İnsanların başarıya ulaştığını bildirdiği diğer tezgah üstü bileşikler şunlardır:
- Eklem kıkırdağında bulunan ve eklemlerdeki kolajeni parçalayan maddelerin aktivitesini engellediği düşünülen bir kimyasal olan kondroitin.
- Bir baharat olmasının yanı sıra halk hekimliğinde uzun süredir devam eden bir yere sahip olan zencefil, bazıları tarafından hem antiinflamatuar hem de antioksidan özelliklere sahip olduğuna inanılıyor.
- Artrit Vakfı'na göre, inflamatuar reaksiyonları bloke eden Omega-3 balık yağı, bazı RA hastalarında NSAID'lere (nonsteroidal antiinflamatuar ilaçlar) olan ihtiyacı azaltabilir veya ortadan kaldırabilir. Artı, kalbine iyi geliyor!

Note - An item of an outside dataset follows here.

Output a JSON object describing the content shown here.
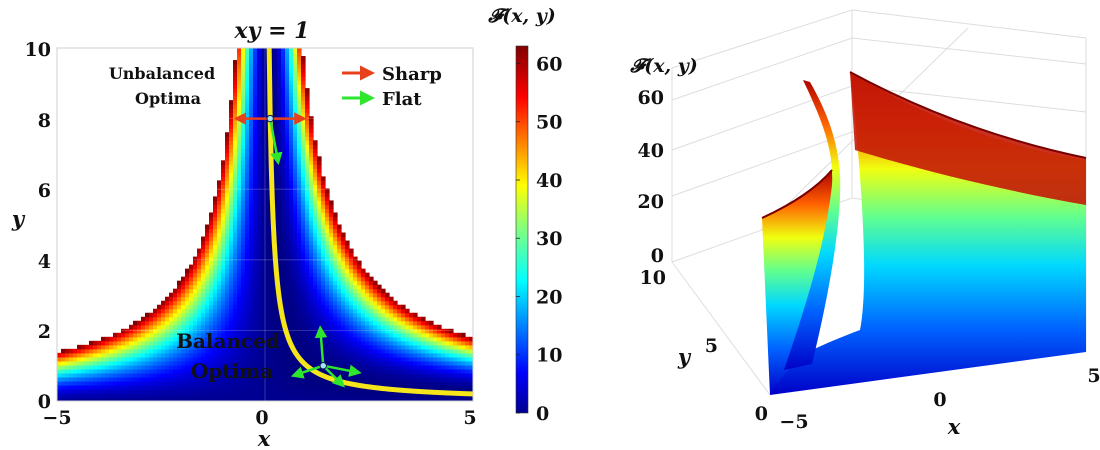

- Eklem dejenerasyonundan muzdarip bazı insanlara yardımcı olan ve büyük olasılıkla anti-inflamatuar bir şekilde hizmet eden kükürt içeren bir bileşik olan metilsülfonilmetan için argo olan MSM.
Ve son olarak, tek gerçek Bazı insanların diz ağrısı için aldıkları D vitamini dolambaçlı bir şekilde işleyen D vitamini sizin için bulabilirim. Görünüşe göre, D vitamini eksikliğinin semptomlarından biri eklem ağrısıdır. Bu nedenle, D vitamini seviyenizi kontrol ettirmek isteyebilirsiniz. Diz ağrınız hepimizin endişelendiği büyük boyuttan değil de bu küçük d'den kaynaklansaydı, ironik olurdu.
Bu bir tıbbi tavsiye sütunu değildir. Biz özürlüleriz, topladığımız deneyimlerimizin bilgeliğini özgürce ve açıkça paylaşıyoruz - bizim orada-yapılmış-o bilgi siperlerden. Sonuç olarak: Hala lisanslı bir tıp uzmanının rehberliğine ve bakımına ihtiyacınız var.